Update (16:00) von der Redaktion:

Da es Unstimmigkeiten zum von der Autorin verwendeten Begriff "Jüdin" gab, möchten wir hier einen Auszug aus einem Interview mit Madeleine Albright veröffentlichen:

Albright: Nun, mein religiöser Hintergrund ist ein wenig verwirrt. Ich wurde katholisch erzogen und heiratete einen episkopalischen Christen und trat seiner Kirche bei, und jetzt bin ich also jüdisch.
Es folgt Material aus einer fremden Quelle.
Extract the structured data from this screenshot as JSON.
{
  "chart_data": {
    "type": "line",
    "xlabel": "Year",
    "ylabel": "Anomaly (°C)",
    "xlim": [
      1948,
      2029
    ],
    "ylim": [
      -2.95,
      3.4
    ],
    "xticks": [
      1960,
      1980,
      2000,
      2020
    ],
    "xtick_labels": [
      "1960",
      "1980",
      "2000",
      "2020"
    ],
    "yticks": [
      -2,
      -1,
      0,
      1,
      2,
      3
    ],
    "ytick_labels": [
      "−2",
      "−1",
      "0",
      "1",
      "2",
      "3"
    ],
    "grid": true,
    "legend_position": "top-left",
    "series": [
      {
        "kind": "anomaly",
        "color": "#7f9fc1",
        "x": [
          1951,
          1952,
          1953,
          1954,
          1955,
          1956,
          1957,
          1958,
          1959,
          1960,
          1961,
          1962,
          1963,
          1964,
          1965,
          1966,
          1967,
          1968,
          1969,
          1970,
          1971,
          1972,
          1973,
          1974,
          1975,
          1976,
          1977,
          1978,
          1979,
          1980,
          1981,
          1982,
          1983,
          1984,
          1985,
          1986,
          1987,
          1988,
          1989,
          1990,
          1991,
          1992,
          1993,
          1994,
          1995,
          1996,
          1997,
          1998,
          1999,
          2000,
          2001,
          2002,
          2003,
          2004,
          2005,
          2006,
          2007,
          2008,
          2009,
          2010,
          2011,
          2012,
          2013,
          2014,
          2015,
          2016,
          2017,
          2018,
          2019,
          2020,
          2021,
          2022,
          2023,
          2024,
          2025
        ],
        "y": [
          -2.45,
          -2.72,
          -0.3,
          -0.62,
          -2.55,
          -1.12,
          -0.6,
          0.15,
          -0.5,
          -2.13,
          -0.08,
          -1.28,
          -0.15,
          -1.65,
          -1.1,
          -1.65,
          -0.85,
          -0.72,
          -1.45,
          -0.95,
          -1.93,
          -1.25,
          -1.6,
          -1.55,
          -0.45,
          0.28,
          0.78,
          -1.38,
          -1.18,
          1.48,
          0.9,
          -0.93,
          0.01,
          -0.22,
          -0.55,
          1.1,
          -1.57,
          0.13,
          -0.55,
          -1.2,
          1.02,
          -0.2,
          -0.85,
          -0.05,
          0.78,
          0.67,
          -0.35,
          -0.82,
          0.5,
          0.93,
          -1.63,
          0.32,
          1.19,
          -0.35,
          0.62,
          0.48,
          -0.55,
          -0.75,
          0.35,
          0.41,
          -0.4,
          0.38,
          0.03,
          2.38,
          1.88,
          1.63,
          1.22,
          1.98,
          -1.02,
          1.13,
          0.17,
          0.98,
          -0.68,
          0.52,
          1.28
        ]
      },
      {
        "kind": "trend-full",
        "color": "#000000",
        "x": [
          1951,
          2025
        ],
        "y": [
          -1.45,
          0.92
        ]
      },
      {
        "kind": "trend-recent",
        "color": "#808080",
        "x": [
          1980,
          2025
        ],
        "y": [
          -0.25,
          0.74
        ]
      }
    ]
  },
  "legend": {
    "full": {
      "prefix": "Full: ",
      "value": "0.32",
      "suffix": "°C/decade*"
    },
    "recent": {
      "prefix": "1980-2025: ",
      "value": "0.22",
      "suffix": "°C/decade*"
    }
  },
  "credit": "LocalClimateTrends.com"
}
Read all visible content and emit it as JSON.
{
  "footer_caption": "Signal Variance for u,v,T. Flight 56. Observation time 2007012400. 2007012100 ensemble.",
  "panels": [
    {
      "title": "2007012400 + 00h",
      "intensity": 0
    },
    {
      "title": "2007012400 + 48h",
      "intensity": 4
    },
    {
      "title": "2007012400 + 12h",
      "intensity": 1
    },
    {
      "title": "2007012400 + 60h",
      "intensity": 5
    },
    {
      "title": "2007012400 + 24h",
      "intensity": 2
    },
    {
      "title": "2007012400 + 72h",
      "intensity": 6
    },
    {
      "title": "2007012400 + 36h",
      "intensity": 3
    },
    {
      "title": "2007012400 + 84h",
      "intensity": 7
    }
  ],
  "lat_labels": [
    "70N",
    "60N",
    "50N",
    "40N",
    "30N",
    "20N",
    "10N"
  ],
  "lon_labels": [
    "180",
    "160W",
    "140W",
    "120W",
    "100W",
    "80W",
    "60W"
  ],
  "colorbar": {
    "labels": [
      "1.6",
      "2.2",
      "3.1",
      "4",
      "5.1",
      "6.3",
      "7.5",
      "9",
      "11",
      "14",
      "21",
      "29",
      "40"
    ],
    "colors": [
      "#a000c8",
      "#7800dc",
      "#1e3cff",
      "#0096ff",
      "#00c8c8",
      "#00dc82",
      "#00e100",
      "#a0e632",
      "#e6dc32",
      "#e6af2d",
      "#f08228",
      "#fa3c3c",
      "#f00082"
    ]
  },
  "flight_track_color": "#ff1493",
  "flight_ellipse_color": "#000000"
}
Gerade war ich bei der Bar Mitzwa meiner Enkelin, sie wächst in einer jüdischen Familie auf. Andere in unserer Familie sind Christen, und ich bin vermutlich so eine Kombination von allem. Ich bin fasziniert vom Judentum und habe nun eine Menge darüber gelernt, aber ich würde mich nicht als praktizierende Jüdin bezeichnen. Das wäre in meinem Fall ein wenig künstlich. Aber ich werde vom Rabbi David Saperstein in Washington zum Passah Fest eingeladen und fühle mich geehrt.